Sen. Jelinek: I gave up 6 days pay because we required it of all state employees as a budget balancing tool. I am no different, I should participate. My 6 days alone will not make very much of a difference, but added to the other state employees and legislators, it does make a difference. I would much rather give up some days than see layoffs.

3) After your term ends in 2010, how do you anticipate remaining involved in Michigan politics?

Sen. Jelinek: I am not sure of my future; I will try to make myself available to my party and its candidates in anyway I can serve them best.

4) Looking back over your time in the legislature, of what achievements are you the most pleased?

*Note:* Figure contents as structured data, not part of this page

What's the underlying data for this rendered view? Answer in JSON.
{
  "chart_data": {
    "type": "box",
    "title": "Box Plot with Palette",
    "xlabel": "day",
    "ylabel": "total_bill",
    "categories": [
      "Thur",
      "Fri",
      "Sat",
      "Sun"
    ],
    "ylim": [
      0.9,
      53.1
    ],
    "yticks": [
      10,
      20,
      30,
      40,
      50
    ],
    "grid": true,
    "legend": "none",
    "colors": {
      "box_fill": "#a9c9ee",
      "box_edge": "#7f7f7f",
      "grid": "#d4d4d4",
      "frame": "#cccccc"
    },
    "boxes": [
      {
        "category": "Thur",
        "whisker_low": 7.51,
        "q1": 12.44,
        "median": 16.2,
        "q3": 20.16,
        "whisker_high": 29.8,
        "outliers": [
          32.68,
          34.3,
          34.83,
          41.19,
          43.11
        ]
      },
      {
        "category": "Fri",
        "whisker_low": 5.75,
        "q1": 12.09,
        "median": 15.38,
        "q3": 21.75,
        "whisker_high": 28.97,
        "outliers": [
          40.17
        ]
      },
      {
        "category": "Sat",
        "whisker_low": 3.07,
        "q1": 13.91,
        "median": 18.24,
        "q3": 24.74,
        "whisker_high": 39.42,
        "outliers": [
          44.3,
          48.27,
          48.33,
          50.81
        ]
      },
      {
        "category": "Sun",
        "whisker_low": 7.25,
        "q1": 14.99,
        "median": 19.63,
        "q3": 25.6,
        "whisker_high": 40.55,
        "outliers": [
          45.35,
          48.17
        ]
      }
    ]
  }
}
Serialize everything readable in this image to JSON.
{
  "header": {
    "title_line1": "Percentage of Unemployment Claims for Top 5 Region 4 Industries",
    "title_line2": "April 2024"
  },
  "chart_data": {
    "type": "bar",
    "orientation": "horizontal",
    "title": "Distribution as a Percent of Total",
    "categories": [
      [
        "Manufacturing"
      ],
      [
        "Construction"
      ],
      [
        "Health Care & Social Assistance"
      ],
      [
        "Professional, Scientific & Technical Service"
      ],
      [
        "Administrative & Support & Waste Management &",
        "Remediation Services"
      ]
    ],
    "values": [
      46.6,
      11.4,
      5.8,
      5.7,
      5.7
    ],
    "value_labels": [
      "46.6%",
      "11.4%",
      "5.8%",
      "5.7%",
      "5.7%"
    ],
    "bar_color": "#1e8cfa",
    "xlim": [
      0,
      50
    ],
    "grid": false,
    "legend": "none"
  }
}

Sen. Jelinek: No one can say that they accomplished things alone – it takes an entire legislature. I have tried to personally speak for education and its funding to the best levels possible. I have also tried to maintain a balanced budget with common sense and recognize the wishes and needs of the people of this state. Also, everyday I am contacted by a constituent who has a personal dilemma that is of great importance to them. If I can help solve their problem satisfactorily, I consider that to be my greatest achievement.

1 comment:

michelles2cents said...

I'm not familiar with him but he sounds like a great person on paper. I always appreciate the person who recognizes they didn't accomplish things leaders.